Pero ¿sólo los curas? Cada vez que llega la Navidad me pregunto qué pensaría de Cristo un indio, un asiático
o africano que nunca hubiera oído su nombre y que llegara a nuestras ciudades las vísperas de Navidad.
¿Podría entender qué fiesta celebrábamos y en honor de quién nos reuníamos? ¿No se imaginaría que eran
el pavo, el turrón o el champaña los protagonistas de la jornada? ¿Cómo entenderían que nuestras calles
iluminadas, nuestros comercios rebosantes de compradores, nuestras mesas refulgentes, tengan algo que
ver con la pobreza de la gruta de Belén? ¿Acaso no se preguntarían cómo podemos celebrar con un
crescendo del egoísmo y del despilfarro lo que fue un estallido de la generosidad de Dios hacia nosotros?

No estoy criticando —Dios me libre— la alegría navideña, el sueño esperanzado de los niños, los abrazos
familiares, la mesa jubilosa, las casas iluminadas. Pero sí estoy diciendo que cuando una cena navideña tiene
abundancia pero no amor, se convierte en una simple comilona. Estoy diciendo que cuando un regalo se
queda en puro deslumbramiento, pero es desposeído del cariño que significa, se vuelve simple ostentación.
Sí estoy diciendo que una familia que va a la misa del gallo tras una cena en la que al abuelo se le ha hecho
cenar solo en su cuarto porque el pobre está un poco pelma y el año pasado en la cena hizo tres tonterías,
esa familia es simplemente una colección de farsantes.

La alegría de los niños el día de Reyes me parece algo sagrado y yo temblaría antes de recortarla.

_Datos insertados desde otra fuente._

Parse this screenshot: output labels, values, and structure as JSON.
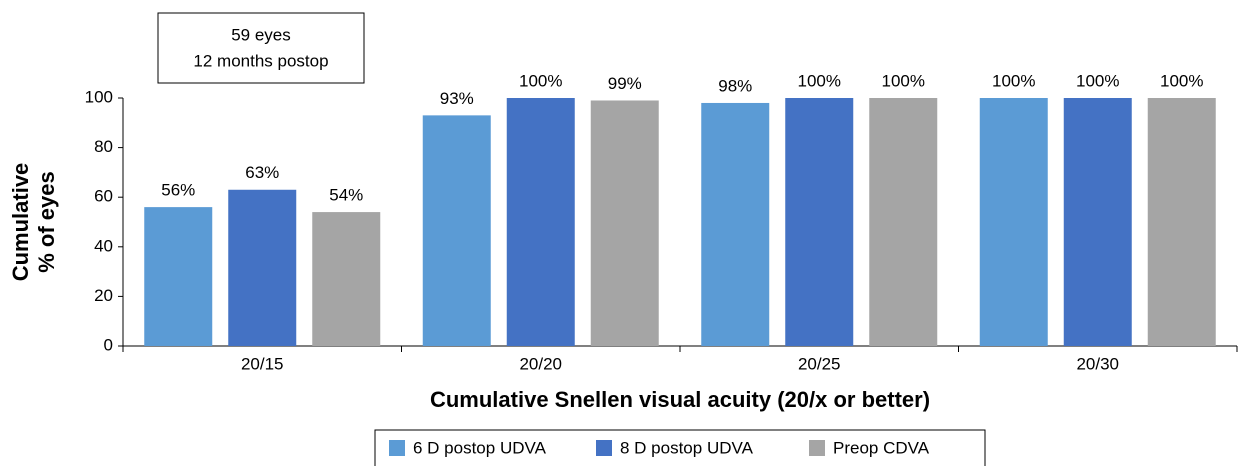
{
  "chart_data": {
    "type": "bar",
    "annotation": [
      "59 eyes",
      "12 months postop"
    ],
    "ylabel": [
      "Cumulative",
      "% of eyes"
    ],
    "xlabel": "Cumulative Snellen visual acuity (20/x or better)",
    "categories": [
      "20/15",
      "20/20",
      "20/25",
      "20/30"
    ],
    "series": [
      {
        "name": "6 D postop UDVA",
        "color": "#5b9bd5",
        "values": [
          56,
          93,
          98,
          100
        ],
        "value_labels": [
          "56%",
          "93%",
          "98%",
          "100%"
        ]
      },
      {
        "name": "8 D postop UDVA",
        "color": "#4472c4",
        "values": [
          63,
          100,
          100,
          100
        ],
        "value_labels": [
          "63%",
          "100%",
          "100%",
          "100%"
        ]
      },
      {
        "name": "Preop CDVA",
        "color": "#a5a5a5",
        "values": [
          54,
          99,
          100,
          100
        ],
        "value_labels": [
          "54%",
          "99%",
          "100%",
          "100%"
        ]
      }
    ],
    "ylim": [
      0,
      100
    ],
    "yticks": [
      0,
      20,
      40,
      60,
      80,
      100
    ],
    "grid": false,
    "legend": "bottom"
  }
}
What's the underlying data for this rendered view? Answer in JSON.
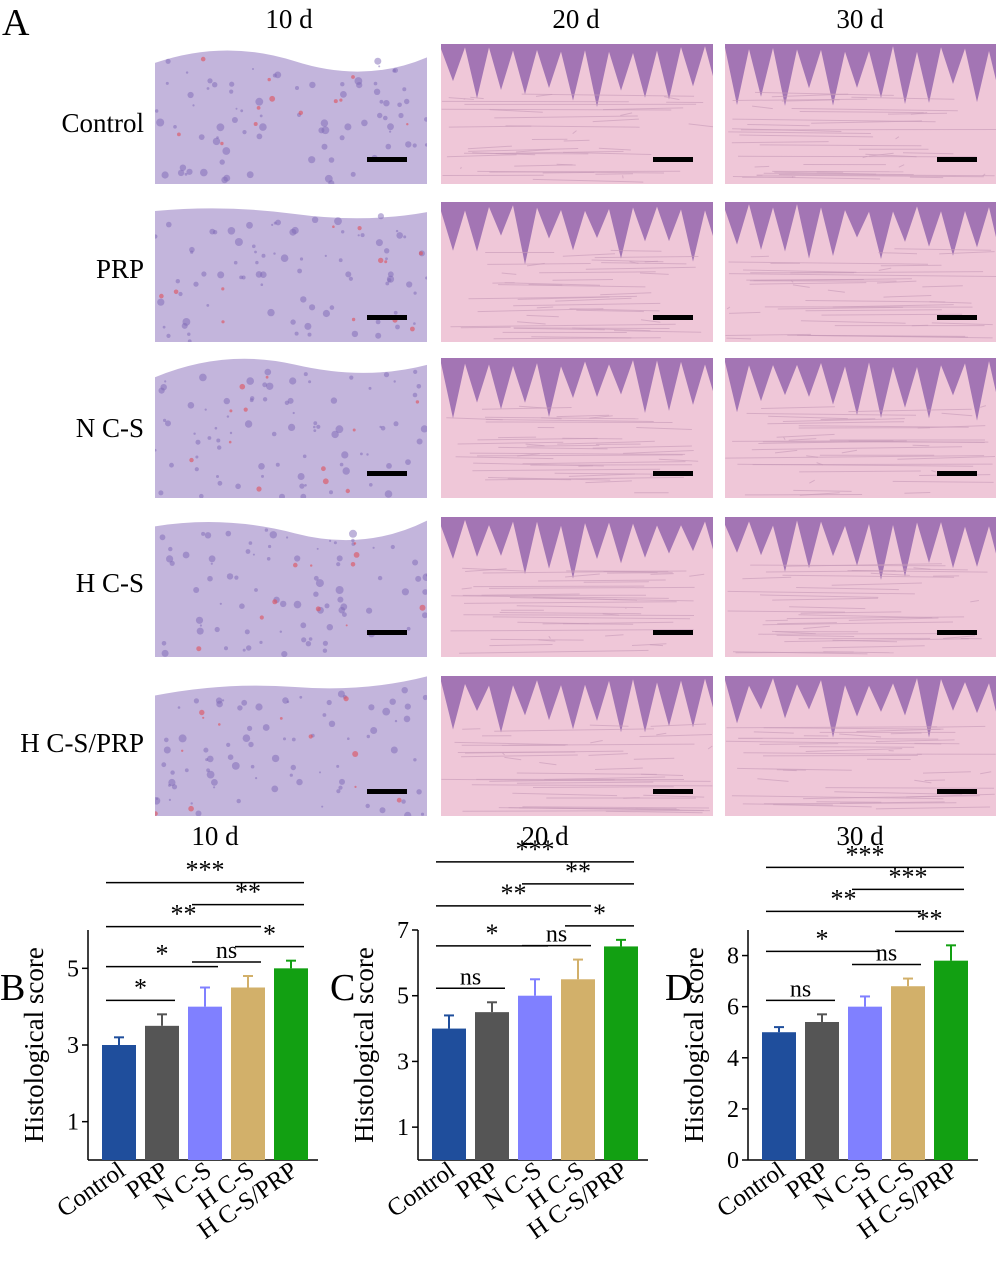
{
  "figure": {
    "panel_a_label": "A",
    "time_points": [
      "10 d",
      "20 d",
      "30 d"
    ],
    "groups": [
      "Control",
      "PRP",
      "N C-S",
      "H C-S",
      "H C-S/PRP"
    ],
    "colors": {
      "Control": "#1f4e9c",
      "PRP": "#555555",
      "N C-S": "#8080ff",
      "H C-S": "#d2b06a",
      "H C-S/PRP": "#12a012",
      "tissue_early": "#b9a8d6",
      "tissue_epidermis": "#8a5aa8",
      "tissue_dermis": "#efc7d8"
    }
  },
  "chart_data": [
    {
      "type": "bar",
      "panel_letter": "B",
      "title": "10 d",
      "xlabel": "",
      "ylabel": "Histological score",
      "ylim": [
        0,
        6
      ],
      "yticks": [
        1,
        3,
        5
      ],
      "categories": [
        "Control",
        "PRP",
        "N C-S",
        "H C-S",
        "H C-S/PRP"
      ],
      "values": [
        3.0,
        3.5,
        4.0,
        4.5,
        5.0
      ],
      "errors": [
        0.2,
        0.3,
        0.5,
        0.3,
        0.2
      ],
      "significance": [
        {
          "from": 0,
          "to": 1,
          "label": "*"
        },
        {
          "from": 0,
          "to": 2,
          "label": "*"
        },
        {
          "from": 2,
          "to": 3,
          "label": "ns"
        },
        {
          "from": 0,
          "to": 3,
          "label": "**"
        },
        {
          "from": 3,
          "to": 4,
          "label": "*"
        },
        {
          "from": 2,
          "to": 4,
          "label": "**"
        },
        {
          "from": 0,
          "to": 4,
          "label": "***"
        }
      ]
    },
    {
      "type": "bar",
      "panel_letter": "C",
      "title": "20 d",
      "xlabel": "",
      "ylabel": "Histological score",
      "ylim": [
        0,
        7
      ],
      "yticks": [
        1,
        3,
        5,
        7
      ],
      "categories": [
        "Control",
        "PRP",
        "N C-S",
        "H C-S",
        "H C-S/PRP"
      ],
      "values": [
        4.0,
        4.5,
        5.0,
        5.5,
        6.5
      ],
      "errors": [
        0.4,
        0.3,
        0.5,
        0.6,
        0.2
      ],
      "significance": [
        {
          "from": 0,
          "to": 1,
          "label": "ns"
        },
        {
          "from": 0,
          "to": 2,
          "label": "*"
        },
        {
          "from": 2,
          "to": 3,
          "label": "ns"
        },
        {
          "from": 0,
          "to": 3,
          "label": "**"
        },
        {
          "from": 3,
          "to": 4,
          "label": "*"
        },
        {
          "from": 2,
          "to": 4,
          "label": "**"
        },
        {
          "from": 0,
          "to": 4,
          "label": "***"
        }
      ]
    },
    {
      "type": "bar",
      "panel_letter": "D",
      "title": "30 d",
      "xlabel": "",
      "ylabel": "Histological score",
      "ylim": [
        0,
        9
      ],
      "yticks": [
        0,
        2,
        4,
        6,
        8
      ],
      "categories": [
        "Control",
        "PRP",
        "N C-S",
        "H C-S",
        "H C-S/PRP"
      ],
      "values": [
        5.0,
        5.4,
        6.0,
        6.8,
        7.8
      ],
      "errors": [
        0.2,
        0.3,
        0.4,
        0.3,
        0.6
      ],
      "significance": [
        {
          "from": 0,
          "to": 1,
          "label": "ns"
        },
        {
          "from": 0,
          "to": 2,
          "label": "*"
        },
        {
          "from": 2,
          "to": 3,
          "label": "ns"
        },
        {
          "from": 0,
          "to": 3,
          "label": "**"
        },
        {
          "from": 3,
          "to": 4,
          "label": "**"
        },
        {
          "from": 2,
          "to": 4,
          "label": "***"
        },
        {
          "from": 0,
          "to": 4,
          "label": "***"
        }
      ]
    }
  ]
}
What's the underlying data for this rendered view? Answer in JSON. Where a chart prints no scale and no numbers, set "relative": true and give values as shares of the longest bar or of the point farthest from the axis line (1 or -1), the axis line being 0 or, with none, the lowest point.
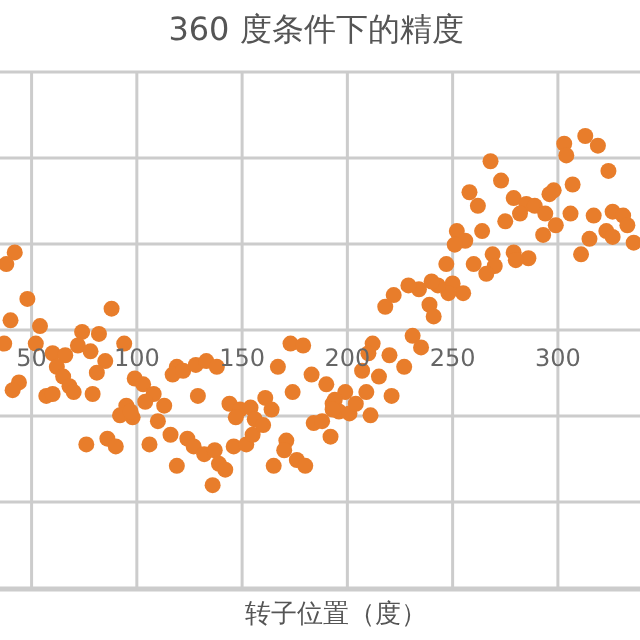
{
  "chart_data": {
    "type": "scatter",
    "title": "360 度条件下的精度",
    "xlabel": "转子位置（度）",
    "relative": true,
    "xlim": [
      35,
      339
    ],
    "xticks": [
      50,
      100,
      150,
      200,
      250,
      300
    ],
    "tick_labels": "x",
    "grid": true,
    "marker": "circle",
    "series": [
      {
        "color": "#e87d2b",
        "x": [
          42,
          38,
          48,
          40,
          88,
          54,
          37,
          74,
          82,
          94,
          52,
          60,
          66,
          72,
          78,
          85,
          62,
          81,
          65,
          44,
          41,
          68,
          70,
          79,
          57,
          60,
          99,
          103,
          108,
          104,
          113,
          95,
          92,
          98,
          97,
          110,
          76,
          86,
          90,
          106,
          116,
          119,
          117,
          122,
          128,
          133,
          138,
          129,
          144,
          149,
          154,
          156,
          147,
          124,
          127,
          132,
          137,
          119,
          139,
          142,
          136,
          146,
          152,
          155,
          160,
          161,
          164,
          167,
          173,
          179,
          174,
          183,
          190,
          193,
          184,
          188,
          192,
          171,
          170,
          165,
          176,
          180,
          313,
          319,
          303,
          304,
          324,
          268,
          273,
          258,
          262,
          307,
          298,
          296,
          279,
          285,
          289,
          294,
          306,
          299,
          293,
          282,
          275,
          317,
          326,
          331,
          333,
          336,
          323,
          326,
          315,
          311,
          286,
          279,
          280,
          269,
          270,
          266,
          260,
          252,
          256,
          264,
          251,
          247,
          250,
          255,
          248,
          243,
          240,
          239,
          241,
          234,
          229,
          222,
          218,
          231,
          235,
          212,
          210,
          220,
          227,
          215,
          221,
          207,
          209,
          199,
          194,
          196,
          201,
          193,
          204,
          211
        ],
        "values": [
          0.4,
          0.34,
          0.16,
          0.05,
          0.11,
          0.02,
          -0.07,
          -0.01,
          -0.02,
          -0.07,
          -0.07,
          -0.12,
          -0.13,
          -0.08,
          -0.11,
          -0.16,
          -0.19,
          -0.22,
          -0.24,
          -0.27,
          -0.31,
          -0.29,
          -0.32,
          -0.33,
          -0.34,
          -0.33,
          -0.25,
          -0.28,
          -0.33,
          -0.37,
          -0.39,
          -0.39,
          -0.44,
          -0.45,
          -0.42,
          -0.47,
          -0.59,
          -0.56,
          -0.6,
          -0.59,
          -0.54,
          -0.19,
          -0.23,
          -0.21,
          -0.18,
          -0.16,
          -0.19,
          -0.34,
          -0.38,
          -0.41,
          -0.4,
          -0.46,
          -0.45,
          -0.56,
          -0.6,
          -0.64,
          -0.62,
          -0.7,
          -0.69,
          -0.72,
          -0.8,
          -0.6,
          -0.59,
          -0.54,
          -0.49,
          -0.35,
          -0.41,
          -0.19,
          -0.07,
          -0.08,
          -0.32,
          -0.23,
          -0.28,
          -0.38,
          -0.48,
          -0.47,
          -0.55,
          -0.57,
          -0.62,
          -0.7,
          -0.67,
          -0.7,
          1.0,
          0.95,
          0.96,
          0.9,
          0.82,
          0.87,
          0.77,
          0.71,
          0.64,
          0.75,
          0.72,
          0.7,
          0.68,
          0.65,
          0.64,
          0.6,
          0.6,
          0.54,
          0.49,
          0.6,
          0.56,
          0.59,
          0.61,
          0.59,
          0.54,
          0.45,
          0.51,
          0.48,
          0.47,
          0.39,
          0.37,
          0.4,
          0.36,
          0.39,
          0.33,
          0.29,
          0.34,
          0.51,
          0.46,
          0.51,
          0.44,
          0.34,
          0.24,
          0.19,
          0.19,
          0.23,
          0.25,
          0.13,
          0.07,
          0.21,
          0.23,
          0.18,
          0.12,
          -0.03,
          -0.09,
          -0.07,
          -0.12,
          -0.13,
          -0.19,
          -0.24,
          -0.34,
          -0.21,
          -0.32,
          -0.32,
          -0.36,
          -0.42,
          -0.43,
          -0.41,
          -0.38,
          -0.44
        ]
      }
    ]
  }
}
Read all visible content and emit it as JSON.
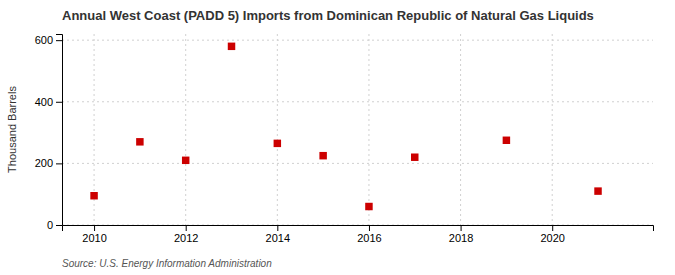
{
  "chart_data": {
    "type": "scatter",
    "title": "Annual West Coast (PADD 5) Imports from Dominican Republic of Natural Gas Liquids",
    "ylabel": "Thousand Barrels",
    "source": "Source: U.S. Energy Information Administration",
    "x": [
      2010,
      2011,
      2012,
      2013,
      2014,
      2015,
      2016,
      2017,
      2019,
      2021
    ],
    "values": [
      95,
      270,
      210,
      580,
      265,
      225,
      60,
      220,
      275,
      110
    ],
    "color": "#cc0000",
    "marker": "square",
    "xlim": [
      2009.3,
      2022.2
    ],
    "ylim": [
      0,
      620
    ],
    "xticks": [
      2010,
      2012,
      2014,
      2016,
      2018,
      2020
    ],
    "yticks": [
      0,
      200,
      400,
      600
    ],
    "grid": true
  }
}
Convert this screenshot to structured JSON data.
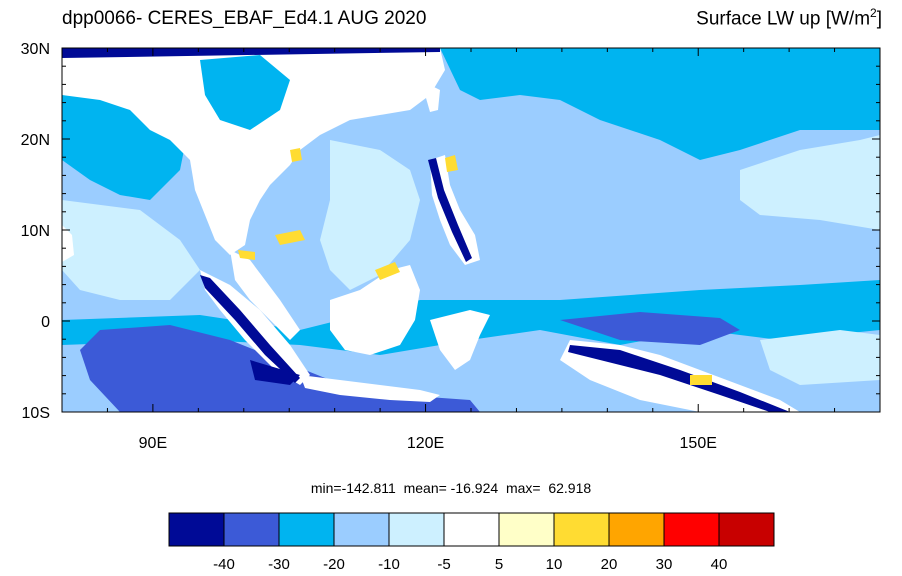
{
  "title": {
    "left": "dpp0066- CERES_EBAF_Ed4.1 AUG 2020",
    "right_main": "Surface LW up [W/m",
    "right_sup": "2",
    "right_close": "]"
  },
  "axes": {
    "lon_ticks": [
      {
        "value": 90,
        "label": "90E"
      },
      {
        "value": 120,
        "label": "120E"
      },
      {
        "value": 150,
        "label": "150E"
      }
    ],
    "lat_ticks": [
      {
        "value": 30,
        "label": "30N"
      },
      {
        "value": 20,
        "label": "20N"
      },
      {
        "value": 10,
        "label": "10N"
      },
      {
        "value": 0,
        "label": "0"
      },
      {
        "value": -10,
        "label": "10S"
      }
    ],
    "lon_range": [
      80,
      170
    ],
    "lat_range": [
      -10,
      30
    ]
  },
  "stats": {
    "min_label": "min=-142.811",
    "mean_label": "mean= -16.924",
    "max_label": "max=  62.918"
  },
  "colorbar": {
    "colors": [
      "#000a96",
      "#3c5ad7",
      "#00b4f0",
      "#9bcdff",
      "#cdf0ff",
      "#ffffff",
      "#ffffc8",
      "#ffdc32",
      "#ffa500",
      "#ff0000",
      "#c80000"
    ],
    "labels": [
      "-40",
      "-30",
      "-20",
      "-10",
      "-5",
      "5",
      "10",
      "20",
      "30",
      "40"
    ]
  },
  "colors": {
    "ocean_base": "#9bcdff",
    "ocean_light": "#cdf0ff",
    "ocean_mid": "#00b4f0",
    "ocean_dark": "#3c5ad7",
    "land_white": "#ffffff",
    "land_dark": "#000a96",
    "warm": "#ffdc32"
  }
}
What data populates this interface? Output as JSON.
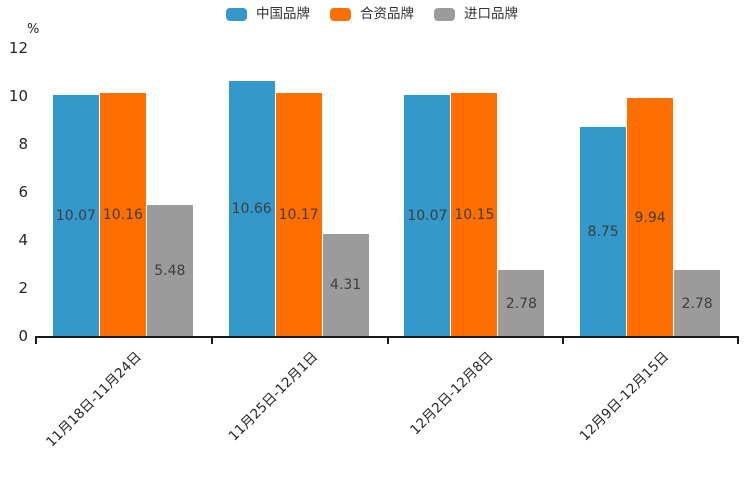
{
  "chart_data": {
    "type": "bar",
    "title": "",
    "xlabel": "",
    "ylabel": "%",
    "ylim": [
      0,
      12
    ],
    "ytick_step": 2,
    "grid": false,
    "legend_position": "top-center",
    "categories": [
      "11月18日-11月24日",
      "11月25日-12月1日",
      "12月2日-12月8日",
      "12月9日-12月15日"
    ],
    "series": [
      {
        "name": "中国品牌",
        "color": "#3498cb",
        "values": [
          10.07,
          10.66,
          10.07,
          8.75
        ]
      },
      {
        "name": "合资品牌",
        "color": "#ff6f00",
        "values": [
          10.16,
          10.17,
          10.15,
          9.94
        ]
      },
      {
        "name": "进口品牌",
        "color": "#9b9b9b",
        "values": [
          5.48,
          4.31,
          2.78,
          2.78
        ]
      }
    ],
    "value_labels_shown": true
  },
  "colors": {
    "background": "#ffffff",
    "axis": "#1a1a1a",
    "tick_text": "#262626",
    "value_label_text": "#3d3d3d",
    "legend_text": "#333333"
  }
}
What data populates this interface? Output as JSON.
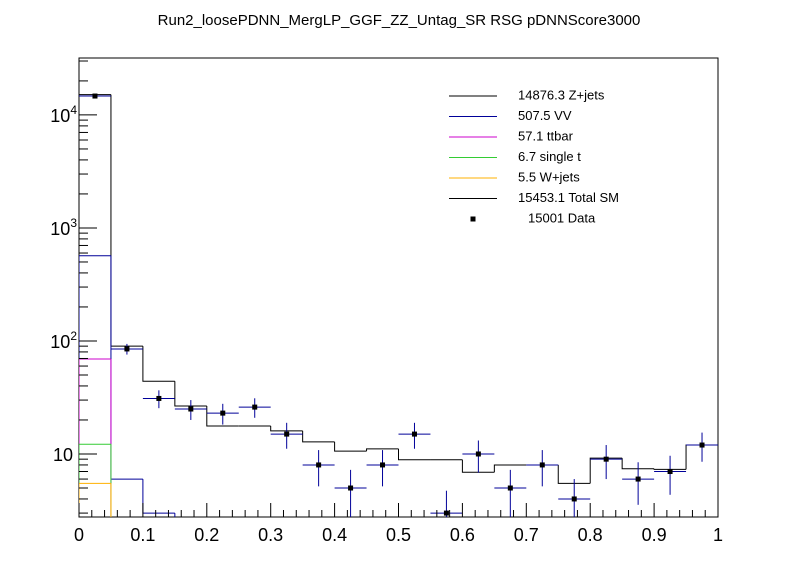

Pero me
pregunto si un país con dos millones de parados podrá permitirse el lujo de gastar sólo en juguetes esos
25.000 millones de pesetas que nos gastamos el año pasado, sobre todo si se piensa que el 90 por 100 de
esos juguetes no llegarán sanos al último día de enero. Lo mismo que me pregunto si es lógico que un
cotillón de fin de año pueda costar el doble de la pensión mensual que cobran varios millones de ancianos
españoles.

Algo no funciona en una civilización que ha convertido la Navidad en los días de la locura gastronómica. Y no
puedo menos de entristecerme pensando que los Reyes Magos que llevaron a Belén sus ofrendas de oro,
incienso y mirra tendrían que venir trayendo, a quienes hoy celebramos pantagruélicamente esa fiesta, un
bote de bicarbonato. Para que digiramos, además del pavo, el olvido de la pobreza que Belén significa.
P. José Luis Martín Descalzo, Razones para la esperanza, Madrid, Sociedad de Educación Atenas, 1991, pp. 149-151.